KUWAIT (Reuters) - Yemen's warring factions held their first direct talks in a U.N.-backed peace process on Friday and will meet again despite failing to agree on an agenda, participants said.
The United Nations envoy, Ismail Ould Cheikh Ahmed, said the
meetings in Kuwait had been constructive and the positive atmosphere was a step forward in efforts to end the conflict.
They discussed a more permanent ceasefire in Yemen and how it would be implemented, he said.
The talks, which opened late on Thursday, seek a solution to a war which has killed more than 6,200 people, triggered a humanitarian crisis and enabled al Qaeda and Islamic State militants to consolidate their presence in the country.
They bring together the Iran-allied Houthi movement, who control the capital Sanaa, and its General People's Congress (GPC) allies with the Saudi-backed government of President Abd-Rabbu Mansour Hadi, based in the southern port city of Aden.
"The meetings held today were constructive and the atmosphere is an important advancement," Ould Cheikh Ahmed
told a news conference. "We will intensify our efforts."
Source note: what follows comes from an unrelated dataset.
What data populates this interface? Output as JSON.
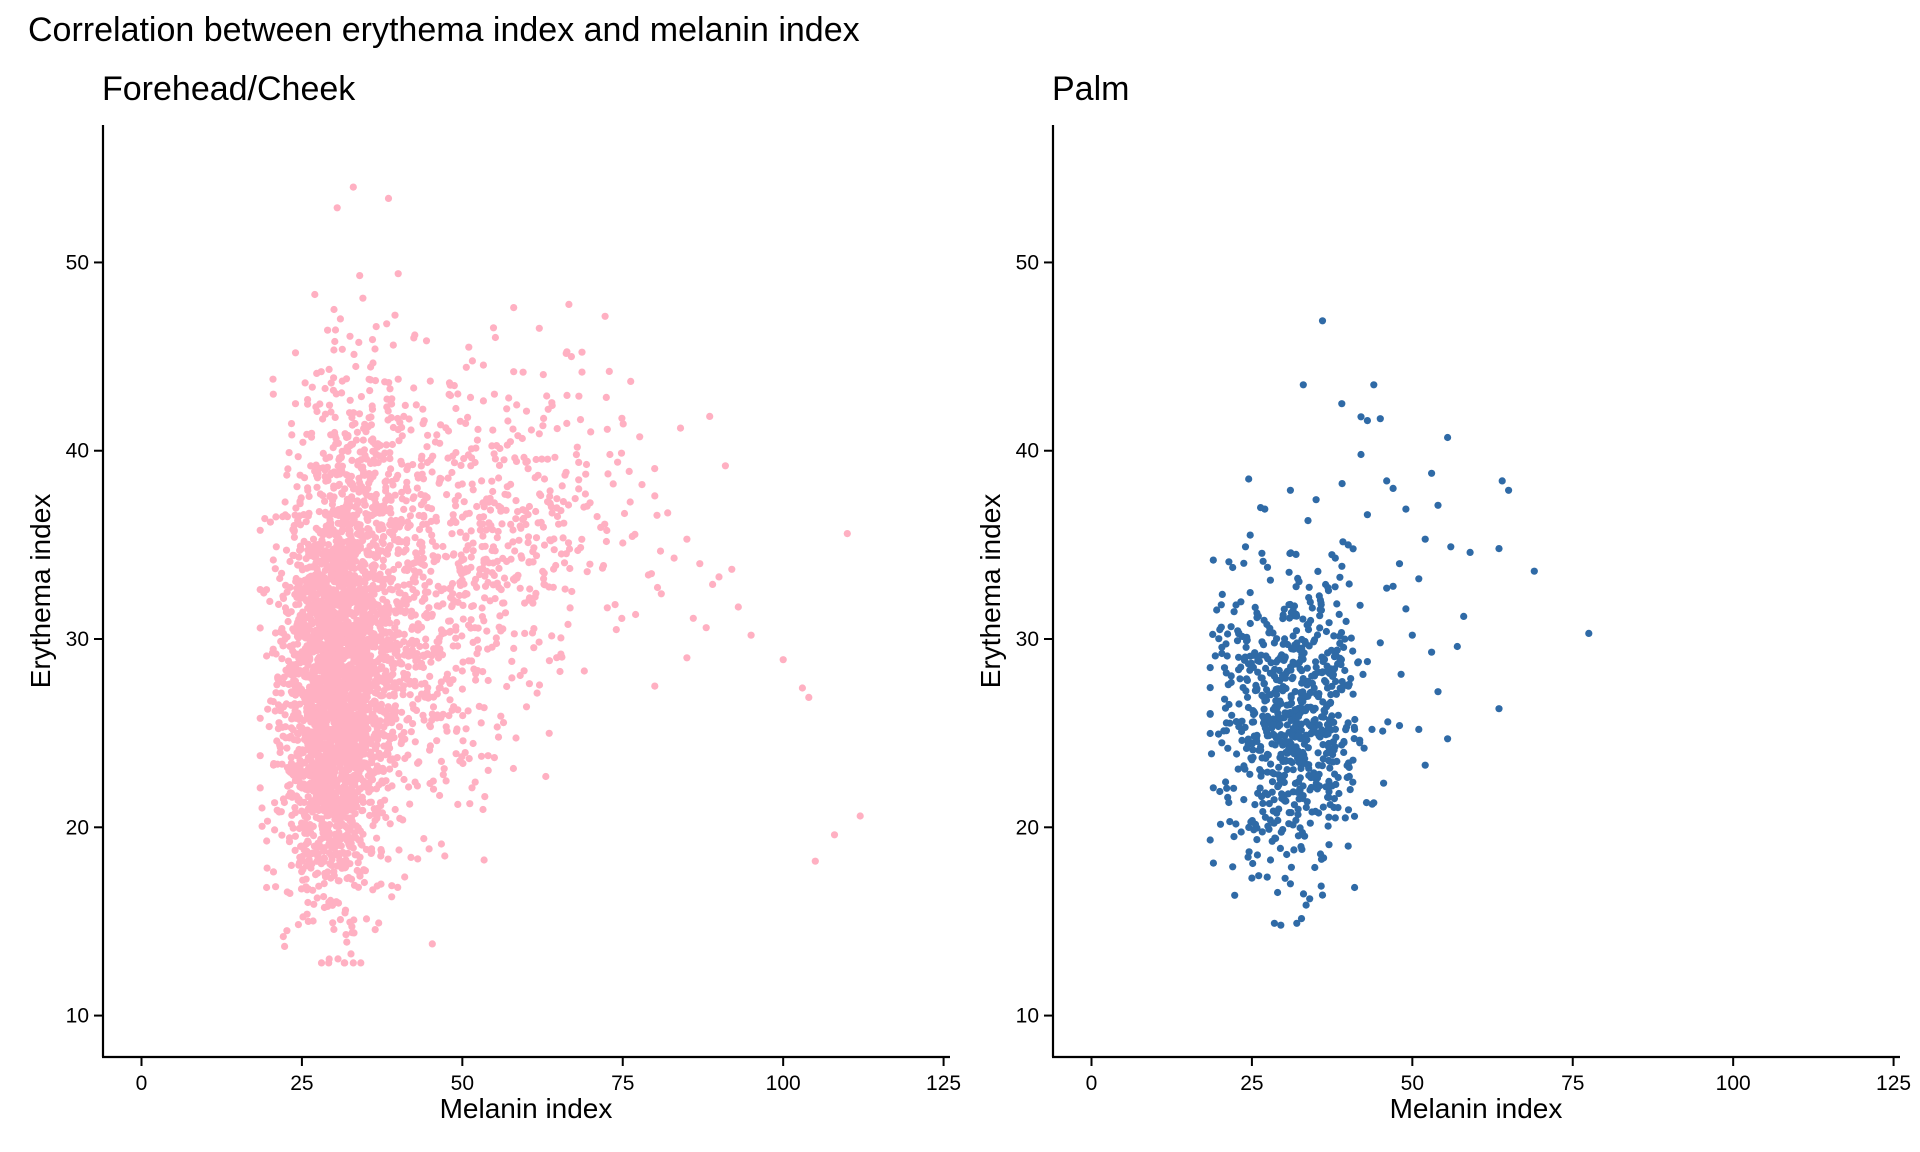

But sources present at the talks, delayed since Monday due to the late arrival of the Houthi delegation and its allies, said the two sides continue to be divided on the priorities.
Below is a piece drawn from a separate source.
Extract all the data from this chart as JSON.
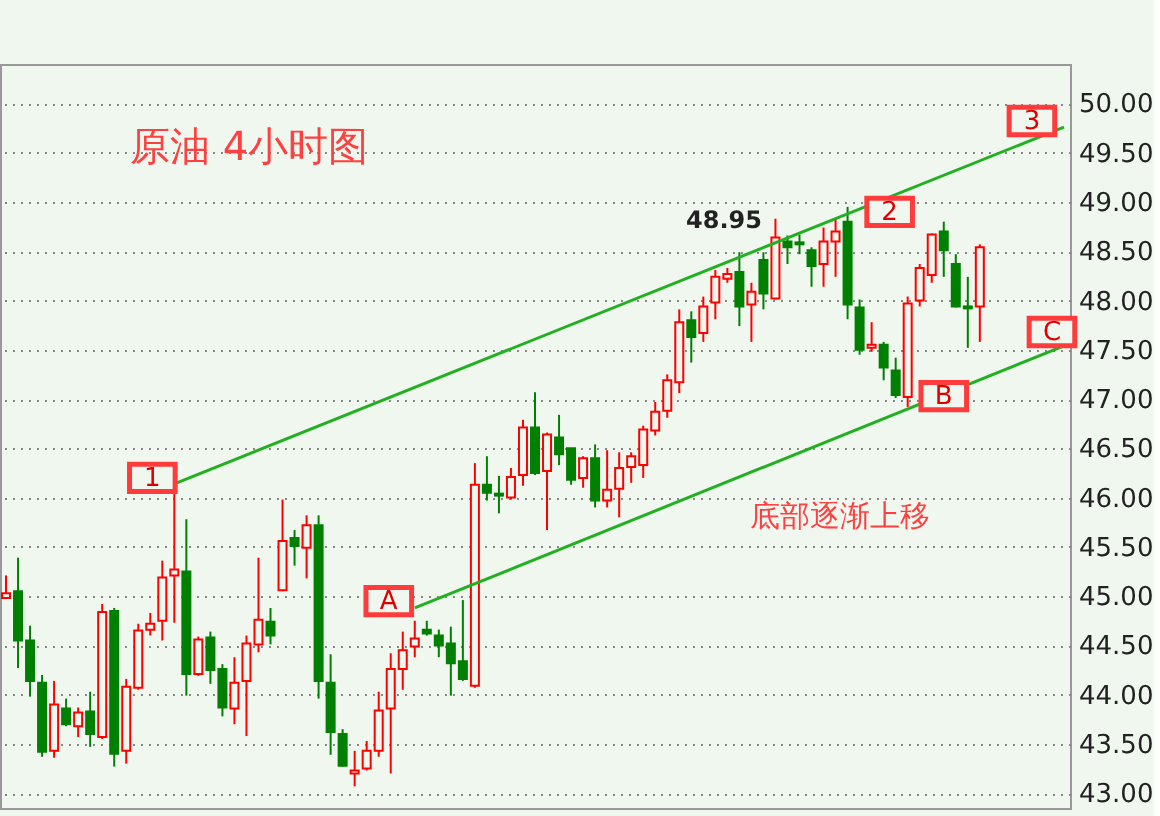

The government delegation wants Houthis and fighters loyal to former president Ali Abdullah Saleh to withdraw from cities and hand over weapons before discussing a political solution, the sources said.
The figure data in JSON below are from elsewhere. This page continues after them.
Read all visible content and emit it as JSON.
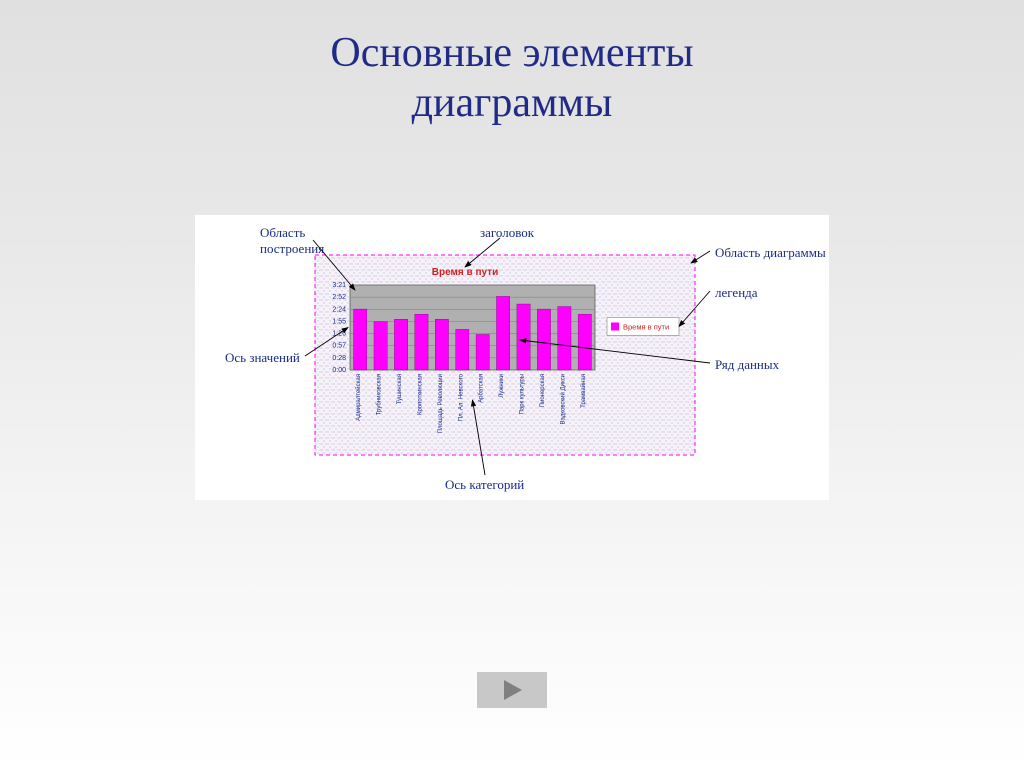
{
  "title": {
    "line1": "Основные элементы",
    "line2": "диаграммы",
    "color": "#202b88",
    "fontsize": 42,
    "font_family": "Times New Roman"
  },
  "labels": {
    "plot_area_1": "Область",
    "plot_area_2": "построения",
    "chart_title": "заголовок",
    "chart_area": "Область диаграммы",
    "legend": "легенда",
    "value_axis": "Ось значений",
    "data_series": "Ряд данных",
    "category_axis": "Ось категорий",
    "color": "#1a2a8a",
    "fontsize": 13
  },
  "chart": {
    "title_text": "Время в пути",
    "title_color": "#d02020",
    "title_fontsize": 10,
    "legend_text": "Время в пути",
    "legend_swatch": "#ff00ff",
    "plot_bg": "#b0b0b0",
    "outer_border": "#ff00ff",
    "bar_color": "#ff00ff",
    "grid_color": "#7a7a7a",
    "ylabels": [
      "0:00",
      "0:28",
      "0:57",
      "1:26",
      "1:55",
      "2:24",
      "2:52",
      "3:21"
    ],
    "ylabel_color": "#1a2a8a",
    "ylabel_fontsize": 7,
    "categories": [
      "Адмиралтейская",
      "Трубниковская",
      "Тушинская",
      "Кропоткинская",
      "Площадь Революции",
      "Пл. Ал. Невского",
      "Арбатская",
      "Лужники",
      "Парк культуры",
      "Пионерская",
      "Вадковский Дикси",
      "Трамвайная"
    ],
    "cat_color": "#1a2a8a",
    "cat_fontsize": 6,
    "values": [
      2.4,
      1.9,
      2.0,
      2.2,
      2.0,
      1.6,
      1.4,
      2.9,
      2.6,
      2.4,
      2.5,
      2.2
    ]
  },
  "nav": {
    "bg": "#c8c8c8",
    "arrow_color": "#808080"
  }
}
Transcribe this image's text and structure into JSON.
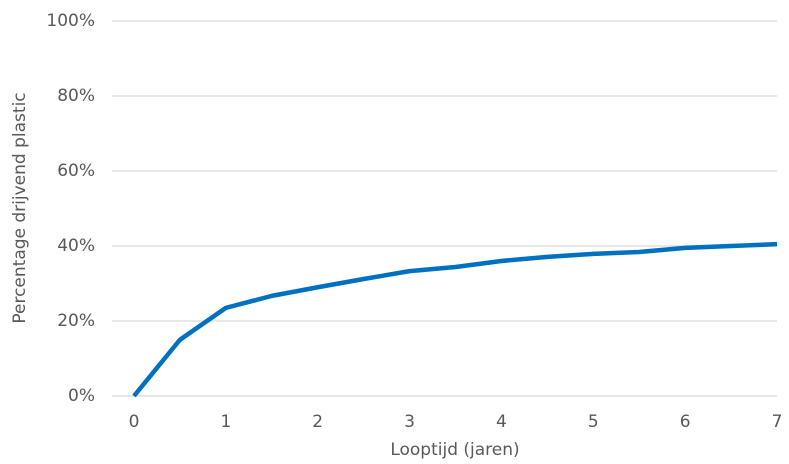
{
  "chart_data": {
    "type": "line",
    "x_label": "Looptijd (jaren)",
    "y_label": "Percentage drijvend plastic",
    "x": [
      0,
      0.5,
      1,
      1.5,
      2,
      2.5,
      3,
      3.5,
      4,
      4.5,
      5,
      5.5,
      6,
      6.5,
      7
    ],
    "series": [
      {
        "color": "#0070c0",
        "values": [
          0,
          15,
          23.5,
          26.7,
          29,
          31.2,
          33.3,
          34.4,
          36,
          37.1,
          37.9,
          38.4,
          39.5,
          40,
          40.5
        ]
      }
    ],
    "xlim": [
      0,
      7
    ],
    "xticks": [
      0,
      1,
      2,
      3,
      4,
      5,
      6,
      7
    ],
    "ylim": [
      0,
      100
    ],
    "yticks": [
      {
        "value": 0,
        "label": "0%"
      },
      {
        "value": 20,
        "label": "20%"
      },
      {
        "value": 40,
        "label": "40%"
      },
      {
        "value": 60,
        "label": "60%"
      },
      {
        "value": 80,
        "label": "80%"
      },
      {
        "value": 100,
        "label": "100%"
      }
    ],
    "grid": true
  }
}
The Houthis and its allies want the formation of a new government representing all parties, which will then oversee disarmament. They also want to focus the discussion on security arrangements and detainees, the sources added.
The sources declined to be named because the talks, being held at the palace of Kuwait's ruling emir, are closed to the media.
A temporary truce between the government and Houthis has mostly held in place since April 10 in preparation for the talks although both sides have accused each other of violations.
The Yemen conflict began in September 2014 when the Houthis seized Sanaa. A Saudi-led Arab alliance intervened in March last year, launching a campaign of mostly air strikes against the Houthis in support of Hadi's forces.